Den Haag, 4 november 2004

Inleiding

Op 1 oktober 2003 besprak mijn voorganger met u het geactualiseerde plan van aanpak herintredende vrouwen (TK 2002–2003, 27 853, nr. 5). Belangrijk onderdeel van het plan van aanpak betrof het voornemen om zowel landelijk als per regio convenanten af te sluiten met partijen die een bijdrage kunnen leveren aan de bevordering van de arbeidsparticipatie van herintredende vrouwen. Onderstaand bericht ik u over de stand van zaken van de convenantaanpak, schets ik de achtergrond van het beleid en zet ik u mijn voornemens uiteen.

Stand van zaken

Op landelijk niveau is in mei 2002 een convenant getekend door de Centrale Organisatie Werk en Inkomen (CWI), het Kenniscentrum Bedrijfsleven Beroepsonderwijs ECABO, de Stichting Opleidings- en Ontwikkelingsfonds Call Centers, de Nationale Winkelraad van MKB Nederland, het Nederlands Verbond van de Groothandel en het Ministerie van Sociale Zaken en Werkgelegenheid.
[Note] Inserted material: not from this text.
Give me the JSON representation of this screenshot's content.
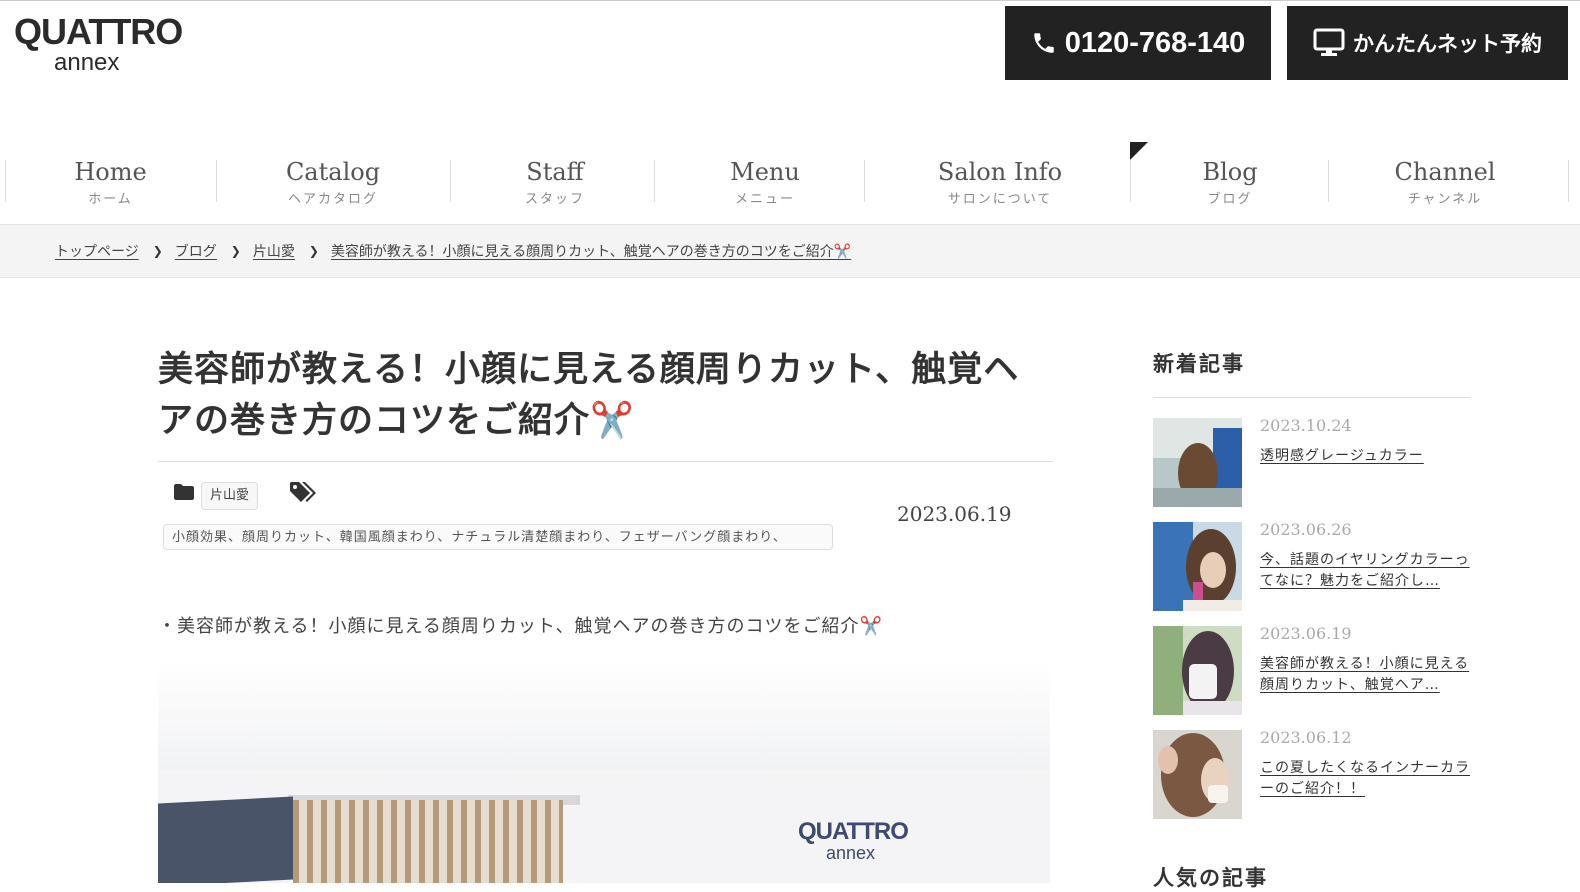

In dit convenant zijn met elk van de deelnemers inspanningen afgesproken die er toe moeten leiden dat meer herintredende vrouwen duurzaam aan de slag kunnen.

Beoogd werd met het plan van aanpak om naast het werven van nieuwe landelijke partijen, 25 regionale convenanten te sluiten voor eind 2004. Alle afspraken gezamenlijk zouden moeten resulteren in een instroom van 50 000 herintredende vrouwen op betaald werk ultimo 2005.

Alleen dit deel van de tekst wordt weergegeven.